Présentation :

Par 50 Photographes au Palais de Chaillot à Paris puis à Marseille, Lyon, Toulouse, Zurich, Lausanne, Edimbourg, Bruxelles, Prague, Tokyo.

Celui qui voudrait sonoriser les visions de la gitane 90 par une palette de photographes contemporains serait contraint au mixage ou au pot-pourri. Il faudrait réunir sur la même bande Bizet et Manuel de Falla, Luis Mariano, El Cameron de la Isla et les Gipsy Kings. Au moins… Car, en passant commande à tant de signatures – des prestigieuses aux inconnues – qui, dans des styles totalement opposés, font la photographie d’aujourd’hui, on aboutit, forcément, à une vision éclatée de la gitane. Eclatée, contradictoire, et riche d’enseignement.

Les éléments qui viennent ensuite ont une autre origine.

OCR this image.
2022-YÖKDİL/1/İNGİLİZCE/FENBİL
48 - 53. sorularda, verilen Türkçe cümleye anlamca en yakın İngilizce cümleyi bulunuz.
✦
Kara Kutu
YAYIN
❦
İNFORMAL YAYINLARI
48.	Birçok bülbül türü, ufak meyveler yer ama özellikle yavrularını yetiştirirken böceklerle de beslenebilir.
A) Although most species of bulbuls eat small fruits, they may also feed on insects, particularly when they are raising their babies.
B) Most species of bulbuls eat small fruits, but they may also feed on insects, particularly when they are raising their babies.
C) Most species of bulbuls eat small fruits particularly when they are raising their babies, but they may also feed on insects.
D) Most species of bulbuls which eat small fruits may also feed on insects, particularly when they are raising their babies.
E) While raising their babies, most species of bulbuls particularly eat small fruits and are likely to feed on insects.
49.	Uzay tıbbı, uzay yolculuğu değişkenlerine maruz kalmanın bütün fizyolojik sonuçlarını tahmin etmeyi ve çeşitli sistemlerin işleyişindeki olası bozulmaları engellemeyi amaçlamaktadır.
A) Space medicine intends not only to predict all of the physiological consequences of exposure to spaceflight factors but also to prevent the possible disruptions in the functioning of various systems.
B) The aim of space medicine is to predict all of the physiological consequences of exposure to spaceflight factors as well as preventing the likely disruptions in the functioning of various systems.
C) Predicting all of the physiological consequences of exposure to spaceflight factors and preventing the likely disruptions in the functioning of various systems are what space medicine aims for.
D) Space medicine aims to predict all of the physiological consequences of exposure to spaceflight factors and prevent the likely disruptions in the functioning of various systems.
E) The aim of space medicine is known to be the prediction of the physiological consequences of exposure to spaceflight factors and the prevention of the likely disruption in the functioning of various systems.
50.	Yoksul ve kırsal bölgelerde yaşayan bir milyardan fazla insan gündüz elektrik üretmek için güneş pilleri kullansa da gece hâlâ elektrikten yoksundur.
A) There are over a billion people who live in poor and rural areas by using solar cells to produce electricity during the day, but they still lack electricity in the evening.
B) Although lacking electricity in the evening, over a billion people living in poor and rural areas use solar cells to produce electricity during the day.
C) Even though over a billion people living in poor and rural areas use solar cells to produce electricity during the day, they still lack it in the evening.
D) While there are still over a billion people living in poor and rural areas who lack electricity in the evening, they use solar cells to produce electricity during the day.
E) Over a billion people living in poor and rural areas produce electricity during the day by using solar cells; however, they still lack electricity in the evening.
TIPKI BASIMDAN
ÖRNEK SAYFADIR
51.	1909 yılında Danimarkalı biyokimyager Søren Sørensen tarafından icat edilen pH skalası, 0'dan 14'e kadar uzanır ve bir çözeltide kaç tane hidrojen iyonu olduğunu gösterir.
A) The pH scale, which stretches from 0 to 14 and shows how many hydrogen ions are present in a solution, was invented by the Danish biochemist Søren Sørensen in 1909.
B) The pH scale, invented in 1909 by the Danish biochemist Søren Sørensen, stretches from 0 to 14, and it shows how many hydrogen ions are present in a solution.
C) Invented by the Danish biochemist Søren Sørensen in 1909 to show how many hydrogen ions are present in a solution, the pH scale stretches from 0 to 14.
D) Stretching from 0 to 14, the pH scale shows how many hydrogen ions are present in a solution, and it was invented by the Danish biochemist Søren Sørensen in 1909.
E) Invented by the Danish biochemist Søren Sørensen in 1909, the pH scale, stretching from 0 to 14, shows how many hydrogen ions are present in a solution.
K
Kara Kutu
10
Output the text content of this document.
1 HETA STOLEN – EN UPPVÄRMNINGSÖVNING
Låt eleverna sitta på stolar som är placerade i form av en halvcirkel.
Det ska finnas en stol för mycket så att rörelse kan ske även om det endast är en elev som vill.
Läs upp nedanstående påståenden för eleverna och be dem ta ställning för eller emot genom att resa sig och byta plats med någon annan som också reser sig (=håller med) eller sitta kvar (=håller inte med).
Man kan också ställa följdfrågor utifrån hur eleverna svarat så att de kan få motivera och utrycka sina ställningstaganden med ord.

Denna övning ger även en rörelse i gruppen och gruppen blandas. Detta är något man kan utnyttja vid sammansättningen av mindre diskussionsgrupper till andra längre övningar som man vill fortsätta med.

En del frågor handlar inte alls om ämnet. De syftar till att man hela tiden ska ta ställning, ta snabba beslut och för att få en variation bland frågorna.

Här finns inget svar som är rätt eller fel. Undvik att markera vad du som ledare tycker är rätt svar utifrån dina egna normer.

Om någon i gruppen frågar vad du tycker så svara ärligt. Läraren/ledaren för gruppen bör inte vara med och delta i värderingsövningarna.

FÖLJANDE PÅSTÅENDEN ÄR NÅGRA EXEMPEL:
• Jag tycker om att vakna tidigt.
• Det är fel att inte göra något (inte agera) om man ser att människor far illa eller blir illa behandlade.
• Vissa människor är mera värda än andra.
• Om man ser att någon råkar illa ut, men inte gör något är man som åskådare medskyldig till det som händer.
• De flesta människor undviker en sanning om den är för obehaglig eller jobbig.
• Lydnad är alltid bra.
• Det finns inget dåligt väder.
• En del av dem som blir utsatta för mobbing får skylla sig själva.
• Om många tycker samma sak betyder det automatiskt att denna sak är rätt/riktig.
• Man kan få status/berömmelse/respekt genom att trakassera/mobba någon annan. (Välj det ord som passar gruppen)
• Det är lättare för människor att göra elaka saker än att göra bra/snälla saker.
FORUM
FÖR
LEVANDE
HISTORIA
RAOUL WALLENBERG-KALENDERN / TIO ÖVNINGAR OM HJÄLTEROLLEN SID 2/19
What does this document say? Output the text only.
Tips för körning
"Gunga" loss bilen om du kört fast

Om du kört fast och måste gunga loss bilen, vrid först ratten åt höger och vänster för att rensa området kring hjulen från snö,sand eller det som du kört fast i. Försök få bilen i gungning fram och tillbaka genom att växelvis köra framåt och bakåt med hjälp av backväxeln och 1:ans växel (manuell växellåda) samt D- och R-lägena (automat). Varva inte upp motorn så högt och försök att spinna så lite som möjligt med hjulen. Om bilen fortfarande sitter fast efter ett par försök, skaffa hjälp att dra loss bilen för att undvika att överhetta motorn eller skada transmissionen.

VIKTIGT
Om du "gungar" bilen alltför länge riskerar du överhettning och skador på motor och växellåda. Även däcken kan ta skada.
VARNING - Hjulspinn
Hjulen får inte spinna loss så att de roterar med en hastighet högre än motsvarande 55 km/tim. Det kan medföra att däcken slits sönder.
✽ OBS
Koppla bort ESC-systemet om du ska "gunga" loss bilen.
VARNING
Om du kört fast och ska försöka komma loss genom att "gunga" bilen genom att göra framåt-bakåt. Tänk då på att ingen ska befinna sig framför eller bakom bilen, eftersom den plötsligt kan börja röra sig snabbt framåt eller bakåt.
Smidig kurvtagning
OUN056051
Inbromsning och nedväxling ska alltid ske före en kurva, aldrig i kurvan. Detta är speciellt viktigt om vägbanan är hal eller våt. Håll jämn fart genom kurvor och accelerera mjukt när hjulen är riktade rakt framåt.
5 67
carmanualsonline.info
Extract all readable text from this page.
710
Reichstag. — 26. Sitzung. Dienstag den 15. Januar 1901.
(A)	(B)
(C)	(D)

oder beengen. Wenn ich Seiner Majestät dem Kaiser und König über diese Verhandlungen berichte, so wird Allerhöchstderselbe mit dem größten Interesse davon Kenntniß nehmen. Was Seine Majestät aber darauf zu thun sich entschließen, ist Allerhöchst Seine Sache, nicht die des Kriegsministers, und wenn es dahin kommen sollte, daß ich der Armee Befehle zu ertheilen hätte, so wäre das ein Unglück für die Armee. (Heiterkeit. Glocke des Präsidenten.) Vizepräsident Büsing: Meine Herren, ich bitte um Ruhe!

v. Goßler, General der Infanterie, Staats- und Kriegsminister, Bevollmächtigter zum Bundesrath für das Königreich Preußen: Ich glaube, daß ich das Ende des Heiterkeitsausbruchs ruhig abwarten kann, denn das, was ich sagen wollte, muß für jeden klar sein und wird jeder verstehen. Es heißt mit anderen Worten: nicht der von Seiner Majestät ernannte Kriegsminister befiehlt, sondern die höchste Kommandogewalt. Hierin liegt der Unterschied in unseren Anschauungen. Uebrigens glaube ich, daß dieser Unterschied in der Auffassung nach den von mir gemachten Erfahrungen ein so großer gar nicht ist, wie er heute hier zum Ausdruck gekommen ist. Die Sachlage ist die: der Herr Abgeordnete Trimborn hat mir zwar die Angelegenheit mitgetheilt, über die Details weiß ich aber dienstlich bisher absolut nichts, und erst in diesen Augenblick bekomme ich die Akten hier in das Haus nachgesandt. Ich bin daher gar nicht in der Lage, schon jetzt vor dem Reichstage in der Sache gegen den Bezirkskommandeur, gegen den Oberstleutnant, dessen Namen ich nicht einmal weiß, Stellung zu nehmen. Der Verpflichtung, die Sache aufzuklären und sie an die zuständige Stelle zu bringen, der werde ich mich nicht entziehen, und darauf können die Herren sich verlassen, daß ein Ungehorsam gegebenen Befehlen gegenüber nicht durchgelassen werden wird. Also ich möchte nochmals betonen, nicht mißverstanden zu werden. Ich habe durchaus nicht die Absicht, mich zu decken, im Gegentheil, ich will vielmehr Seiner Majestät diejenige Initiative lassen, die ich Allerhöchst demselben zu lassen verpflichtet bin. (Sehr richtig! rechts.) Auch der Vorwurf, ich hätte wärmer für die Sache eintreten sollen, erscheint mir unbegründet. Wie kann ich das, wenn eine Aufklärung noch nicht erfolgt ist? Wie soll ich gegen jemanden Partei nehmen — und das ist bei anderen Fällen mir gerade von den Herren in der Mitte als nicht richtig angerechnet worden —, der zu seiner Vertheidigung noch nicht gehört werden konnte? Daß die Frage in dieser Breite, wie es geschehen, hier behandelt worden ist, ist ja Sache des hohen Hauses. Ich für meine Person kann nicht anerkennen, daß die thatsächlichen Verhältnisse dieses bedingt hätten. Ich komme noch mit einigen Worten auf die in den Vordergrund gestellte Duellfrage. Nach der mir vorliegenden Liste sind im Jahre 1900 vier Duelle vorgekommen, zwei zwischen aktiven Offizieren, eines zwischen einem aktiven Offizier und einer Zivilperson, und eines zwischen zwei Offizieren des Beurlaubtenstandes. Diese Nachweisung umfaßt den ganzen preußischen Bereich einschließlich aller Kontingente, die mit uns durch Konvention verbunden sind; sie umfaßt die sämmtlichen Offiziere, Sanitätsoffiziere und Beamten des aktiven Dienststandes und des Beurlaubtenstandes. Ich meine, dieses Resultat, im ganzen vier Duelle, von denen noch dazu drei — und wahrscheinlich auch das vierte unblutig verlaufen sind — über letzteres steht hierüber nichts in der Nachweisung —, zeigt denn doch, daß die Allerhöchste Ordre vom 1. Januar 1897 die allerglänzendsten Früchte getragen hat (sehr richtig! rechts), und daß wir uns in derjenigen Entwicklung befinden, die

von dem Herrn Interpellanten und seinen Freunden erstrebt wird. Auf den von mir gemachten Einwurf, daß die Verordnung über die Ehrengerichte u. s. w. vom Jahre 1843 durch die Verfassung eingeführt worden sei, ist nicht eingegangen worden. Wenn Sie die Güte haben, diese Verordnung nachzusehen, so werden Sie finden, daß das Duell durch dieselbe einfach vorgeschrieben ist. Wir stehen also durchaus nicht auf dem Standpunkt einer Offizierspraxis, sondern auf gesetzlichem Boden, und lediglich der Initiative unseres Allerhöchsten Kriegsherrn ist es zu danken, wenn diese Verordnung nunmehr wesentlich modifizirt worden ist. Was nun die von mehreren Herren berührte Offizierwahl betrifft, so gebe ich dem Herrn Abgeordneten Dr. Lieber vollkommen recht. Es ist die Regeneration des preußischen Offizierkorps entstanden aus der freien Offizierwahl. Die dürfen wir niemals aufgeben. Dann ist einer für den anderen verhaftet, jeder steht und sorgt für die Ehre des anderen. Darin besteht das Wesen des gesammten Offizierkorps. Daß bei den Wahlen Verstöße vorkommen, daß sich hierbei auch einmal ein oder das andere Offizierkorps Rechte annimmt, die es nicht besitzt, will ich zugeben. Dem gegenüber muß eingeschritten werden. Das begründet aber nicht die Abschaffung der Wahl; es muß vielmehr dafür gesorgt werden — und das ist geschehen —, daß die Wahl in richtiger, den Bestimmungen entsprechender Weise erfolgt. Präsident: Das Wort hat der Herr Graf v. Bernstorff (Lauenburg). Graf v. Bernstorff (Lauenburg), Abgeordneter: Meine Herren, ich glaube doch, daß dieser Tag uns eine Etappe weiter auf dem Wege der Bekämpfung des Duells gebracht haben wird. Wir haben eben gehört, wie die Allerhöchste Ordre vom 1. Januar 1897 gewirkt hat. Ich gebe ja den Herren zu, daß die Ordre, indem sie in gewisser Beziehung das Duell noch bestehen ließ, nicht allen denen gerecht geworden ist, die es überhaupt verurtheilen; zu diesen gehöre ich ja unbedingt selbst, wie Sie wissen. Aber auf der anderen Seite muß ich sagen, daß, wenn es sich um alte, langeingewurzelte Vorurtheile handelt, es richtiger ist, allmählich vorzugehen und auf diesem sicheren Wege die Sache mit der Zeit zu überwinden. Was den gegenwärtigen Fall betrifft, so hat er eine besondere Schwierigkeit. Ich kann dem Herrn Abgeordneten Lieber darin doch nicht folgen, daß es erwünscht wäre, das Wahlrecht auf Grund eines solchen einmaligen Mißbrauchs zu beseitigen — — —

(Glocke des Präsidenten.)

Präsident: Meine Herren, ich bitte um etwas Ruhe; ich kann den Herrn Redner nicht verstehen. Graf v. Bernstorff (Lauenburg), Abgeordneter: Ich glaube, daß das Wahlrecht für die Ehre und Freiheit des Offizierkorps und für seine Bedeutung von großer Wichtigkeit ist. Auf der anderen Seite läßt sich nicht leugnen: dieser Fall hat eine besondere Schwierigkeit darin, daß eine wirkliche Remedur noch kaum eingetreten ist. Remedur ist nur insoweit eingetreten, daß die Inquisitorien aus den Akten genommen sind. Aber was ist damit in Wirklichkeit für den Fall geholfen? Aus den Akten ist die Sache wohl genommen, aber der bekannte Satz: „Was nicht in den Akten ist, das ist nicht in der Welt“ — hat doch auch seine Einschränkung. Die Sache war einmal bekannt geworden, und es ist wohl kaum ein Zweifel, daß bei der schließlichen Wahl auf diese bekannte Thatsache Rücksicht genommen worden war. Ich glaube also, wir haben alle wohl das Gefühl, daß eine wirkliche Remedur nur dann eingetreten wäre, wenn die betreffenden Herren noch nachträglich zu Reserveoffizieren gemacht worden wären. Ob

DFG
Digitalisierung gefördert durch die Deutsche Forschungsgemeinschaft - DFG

Certains, certes, ont enfumé la gitane. Mais c’est la juste rançon de la gloire qui a associé une figure mythique du folklore européen et une cigarette française. La plupart, en nous proposant leur gitane, secrète et égoïste, nous renvoient assez clairement à des conceptions différentes de la photographie et du personnage concerné. Tous, ou presque, ont en commun, dès lors qu’ils s’attachent à un personnage, les critères obligés, les normes. Celles de la belle fille brune et élancée, au regard noir et au port altier qui relève d’un geste décidé sa lourde chevelure et vous fixe avec arrogance. Elle échappera difficilement aux accessoires. Le châle pour commencer, puis la robe à volants dont la taille ajustée laisse libre cours à l’ampleur de la jupe. On pourra ajouter les créoles, quelques éventails, des castagnettes, des oeillets, des camélias, par exemple. Et, entre vérisme et espagnolade, faire prendre la pose aux gitanes rêvées, et même les dénuder pour quelques pas de danse. Sombreros et mantilles, au son des séguedilles, quelques belles de Cadix et leurs yeux de velours seront toujours là pour fixer le photographe. Il les aura parfois installées dans des boudoirs aux lourds miroirs encadrés d’or et n’aura que très rarement hésité à décliner, en écrin à leur beauté, les richesses du rouge et du noir.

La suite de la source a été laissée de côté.